The health risk index of metals such as Zn, Cu and Ni was lowered compared to Verma et al. [74]. Singh et al. [54], who reported higher values of HRI than the present findings. The HRI value of Mn described in this study was lower compared with the literature (i.e., Ref. [75]). The HRI value for Fe was less than the permitted reference value (1 × 10⁻¹ mg/kg/day) of EPA [51].

In the present analysis, it was also noted that HRI value of Mn (14 × 10⁻¹ mg/kg/day), Zn (3 × 10⁻¹ mg/kg/day) and Cu (4 × 10⁻² mg/kg/day) were lowered, while Cd (1 × 10⁻³ mg/kg/day) and Ni (2 × 10⁻² mg/kg/day) values were higher against their permitted EPA [46] findings.

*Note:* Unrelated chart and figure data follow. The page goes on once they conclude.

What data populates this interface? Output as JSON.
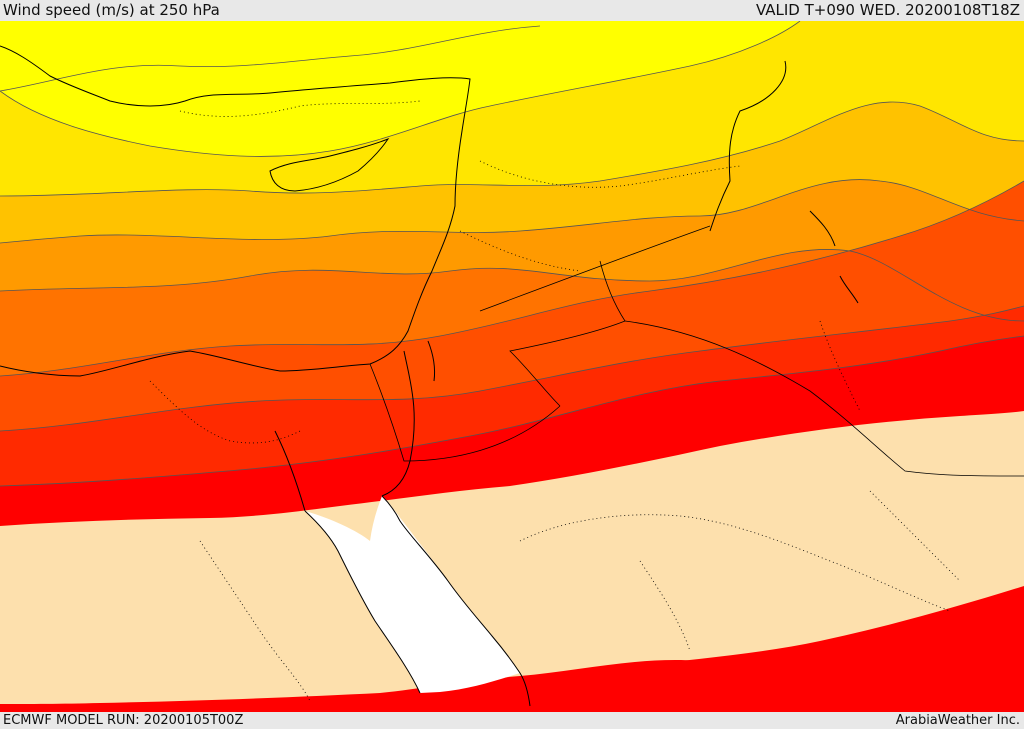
{
  "header": {
    "title": "Wind speed (m/s) at 250 hPa",
    "valid_time": "VALID T+090 WED. 20200108T18Z"
  },
  "footer": {
    "model_run": "ECMWF MODEL RUN: 20200105T00Z",
    "credit": "ArabiaWeather Inc."
  },
  "map": {
    "field": "wind speed",
    "level_hPa": 250,
    "colors": {
      "fastest_band": "#ffff00",
      "band_2": "#ffe600",
      "band_3": "#ffc200",
      "band_4": "#ff9a00",
      "band_5": "#ff7300",
      "band_6": "#ff4f00",
      "band_7": "#ff2a00",
      "band_8": "#ff0000",
      "slow_land": "#fde0ad",
      "sea_uncolored": "#ffffff"
    }
  }
}
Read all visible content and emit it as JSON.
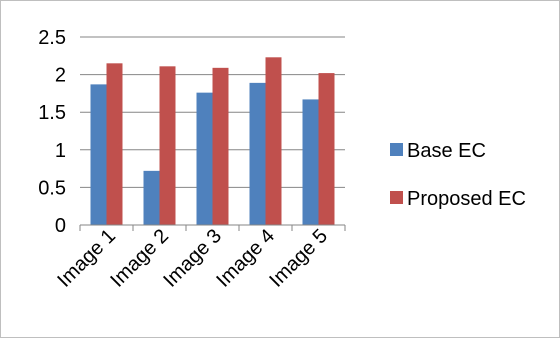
{
  "chart_data": {
    "type": "bar",
    "title": "",
    "xlabel": "",
    "ylabel": "",
    "categories": [
      "Image 1",
      "Image 2",
      "Image 3",
      "Image 4",
      "Image 5"
    ],
    "series": [
      {
        "name": "Base EC",
        "color": "#4F81BD",
        "values": [
          1.87,
          0.72,
          1.76,
          1.89,
          1.67
        ]
      },
      {
        "name": "Proposed EC",
        "color": "#C0504D",
        "values": [
          2.15,
          2.11,
          2.09,
          2.23,
          2.02
        ]
      }
    ],
    "ylim": [
      0,
      2.5
    ],
    "yticks": [
      0,
      0.5,
      1,
      1.5,
      2,
      2.5
    ],
    "ytick_labels": [
      "0",
      "0.5",
      "1",
      "1.5",
      "2",
      "2.5"
    ],
    "grid": true,
    "legend_position": "right"
  }
}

EPA [76] also suggested the reference value of cobalt metal to be 43 × 10⁻² mg/kg/day, which would seem to be lesser than found in the present investigation.

4. Conclusions

The current research demonstrated that transmission of heavy metals from soils considerably accumulated in grains. Rice grains were watered by water originating from a canal that has increased heavy metal contents due to the water’s accumulation of agri-chemical and industrial wastes. This water was tainted by soils and eventually, this was absorbed by the rice grains, posing a threat to human health.

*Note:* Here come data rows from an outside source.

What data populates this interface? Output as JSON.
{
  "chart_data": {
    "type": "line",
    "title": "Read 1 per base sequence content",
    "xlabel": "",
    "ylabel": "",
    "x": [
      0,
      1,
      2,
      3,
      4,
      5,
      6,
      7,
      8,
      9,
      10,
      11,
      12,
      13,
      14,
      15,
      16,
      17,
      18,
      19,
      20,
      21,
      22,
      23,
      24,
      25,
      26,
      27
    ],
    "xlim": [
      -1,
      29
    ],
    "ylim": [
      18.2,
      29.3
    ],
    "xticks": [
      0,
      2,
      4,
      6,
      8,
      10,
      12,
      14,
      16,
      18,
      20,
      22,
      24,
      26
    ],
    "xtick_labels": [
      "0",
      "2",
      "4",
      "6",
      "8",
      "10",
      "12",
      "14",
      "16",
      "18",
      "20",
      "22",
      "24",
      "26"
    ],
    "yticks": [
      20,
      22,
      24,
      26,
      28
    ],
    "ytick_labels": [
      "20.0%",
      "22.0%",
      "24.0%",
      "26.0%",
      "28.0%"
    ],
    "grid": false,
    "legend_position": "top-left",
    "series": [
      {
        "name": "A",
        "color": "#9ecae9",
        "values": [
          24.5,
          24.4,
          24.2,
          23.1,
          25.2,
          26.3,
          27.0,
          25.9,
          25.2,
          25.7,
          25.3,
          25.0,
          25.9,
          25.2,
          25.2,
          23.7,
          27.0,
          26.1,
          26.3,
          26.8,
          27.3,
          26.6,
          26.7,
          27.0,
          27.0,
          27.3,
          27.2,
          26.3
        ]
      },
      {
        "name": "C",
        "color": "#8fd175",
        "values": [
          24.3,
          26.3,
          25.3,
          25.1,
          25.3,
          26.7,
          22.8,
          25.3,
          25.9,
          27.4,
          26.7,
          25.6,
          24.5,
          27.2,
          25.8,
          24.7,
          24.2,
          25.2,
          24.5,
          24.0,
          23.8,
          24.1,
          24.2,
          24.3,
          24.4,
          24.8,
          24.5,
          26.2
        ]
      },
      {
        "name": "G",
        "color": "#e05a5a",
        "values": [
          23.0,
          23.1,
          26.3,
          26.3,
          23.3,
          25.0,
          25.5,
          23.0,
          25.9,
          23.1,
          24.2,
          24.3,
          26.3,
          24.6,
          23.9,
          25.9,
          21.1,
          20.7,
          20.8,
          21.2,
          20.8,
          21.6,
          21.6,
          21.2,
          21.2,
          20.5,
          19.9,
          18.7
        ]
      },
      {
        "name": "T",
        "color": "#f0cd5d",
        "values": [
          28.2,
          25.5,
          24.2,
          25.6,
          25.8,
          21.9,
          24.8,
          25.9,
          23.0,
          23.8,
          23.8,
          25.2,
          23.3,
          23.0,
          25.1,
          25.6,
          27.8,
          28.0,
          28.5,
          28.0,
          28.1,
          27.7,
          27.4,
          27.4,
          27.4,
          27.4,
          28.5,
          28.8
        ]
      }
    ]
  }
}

Comparing grain and soil in respect to the absorption of metals, greater levels of heavy metals were identified to remain in the soil. The level of cadmium was above the allowable range issued by FAO/WHO, while the pollution load index of the canal water irrigated sites was very high and there is a need of attention for environmental cleanup.